Sur la base de tests sur des singes, le Dr Crystal s’attend à ce que les virus propagent le gène de la chance aux cellules du cerveau des patients. Les souris traitées de la même manière, selon son centre, accumulaient moins d’amyloïdes dans leur cerveau. La stratégie, répète Ronald Crystal, ne dépend pas de tout savoir sur les causes réelles de la maladie. « Ce qui nous attire vers la maladie d’Alzheimer, c’est que l’épidémiologie génétique est si évidente », dit-il. « Alors la stratégie est simple :  peut-on baigner le cerveau dans de l’APOE de type 2 ? Nous avons l’infrastructure pour le faire, alors nous nous sommes dit : pourquoi pas ? Ce faisant, nous contournons le problème du mécanisme de la maladie. ».
 
L’étude de New York est préliminaire. Crystal dit que son équipe doit déterminer si le gène ajouté fonctionne à un niveau détectable. Les médecins prélèveront du liquide céphalo-rachidien des patients et verront s’il contient le mélange prévu de protéines – le type 4 prévu, mais maintenant avec une quantité égale ou supérieure de type 2 mélangés.
 
Cette première expérimentation ne va pas changer la vie des malades qui font l’objet de ce premier test. En effet, quand les gens commencent à oublier des noms et ne savent plus où se trouvent les clés de leur voiture, c’est que le processus de la maladie a déjà commencé depuis longtemps, au moins dix ans. A un certain stade, toute action médicale est inutile ; il faut agir plus tôt.
 
Cela étant entendu, la méthode du Dr Crystal semble suffisamment intéressante et prometteuse pour que la Fondation Alzheimer, qui œuvre pour la découverte de médicaments, décide de financer cette nouvelle recherche à hauteur de trois millions de dollars.  « Nous ne savons pas encore ce qui va se passer », confie Nick McKeehan, directeur adjoint de la fondation. « Mais c’est un tremplin. Nous devrons peut-être traiter les gens plus tôt. C’est ouvrir la porte à ce type de thérapie. »
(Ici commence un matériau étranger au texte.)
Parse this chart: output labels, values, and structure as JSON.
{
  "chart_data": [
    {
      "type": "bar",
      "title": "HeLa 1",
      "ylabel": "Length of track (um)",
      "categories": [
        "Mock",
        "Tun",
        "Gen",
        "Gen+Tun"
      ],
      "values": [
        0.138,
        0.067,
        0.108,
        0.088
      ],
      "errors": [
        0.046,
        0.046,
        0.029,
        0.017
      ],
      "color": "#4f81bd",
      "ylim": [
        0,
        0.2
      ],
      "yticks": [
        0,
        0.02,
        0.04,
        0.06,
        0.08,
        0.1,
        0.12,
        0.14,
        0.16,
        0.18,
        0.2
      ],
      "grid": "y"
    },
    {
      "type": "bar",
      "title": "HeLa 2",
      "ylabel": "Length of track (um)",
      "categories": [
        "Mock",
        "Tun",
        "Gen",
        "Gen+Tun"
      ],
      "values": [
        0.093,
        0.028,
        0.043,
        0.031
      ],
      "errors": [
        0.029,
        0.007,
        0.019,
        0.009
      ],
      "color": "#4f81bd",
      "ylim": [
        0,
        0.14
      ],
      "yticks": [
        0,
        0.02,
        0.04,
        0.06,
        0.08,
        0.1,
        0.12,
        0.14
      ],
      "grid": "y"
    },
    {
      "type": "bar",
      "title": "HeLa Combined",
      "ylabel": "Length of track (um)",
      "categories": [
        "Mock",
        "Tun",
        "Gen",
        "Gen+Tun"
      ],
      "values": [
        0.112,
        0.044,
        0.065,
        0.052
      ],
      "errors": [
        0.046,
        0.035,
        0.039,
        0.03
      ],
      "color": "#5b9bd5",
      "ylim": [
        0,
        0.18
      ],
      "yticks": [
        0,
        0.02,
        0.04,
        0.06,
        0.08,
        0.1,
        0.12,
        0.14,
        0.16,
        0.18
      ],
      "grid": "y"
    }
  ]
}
En fin de compte, les scientifiques espèrent que les personnes d’âge moyen ayant des gènes à risque pourraient subir des ajustements génétiques ponctuels. Même une petite réduction du rythme auquel se produisent les changements cérébraux pourrait faire une grande différence avec le temps.
 
Les médecins sont optimistes mais prudents. Pour Susan Hahn, une conseillère en génétique interrogée par la revue du MIT, « certes, la maladie d’Alzheimer est la maladie la plus redoutée au monde, parce qu’il est horrible de perdre la tête. Les gens préféreraient avoir un cancer ou une crise cardiaque ». Mais ajoute-t-elle aussitôt « il ne faut pas que les gens fassent tester leur taux de gène APOE sans raison valable. Vous devez vous préparer à ce que vous allez entendre, car c’est définitif. Vous ne pouvez pas changer vos gènes ; toutefois, avec cette recherche, vous pourrez en quelque sorte le faire ».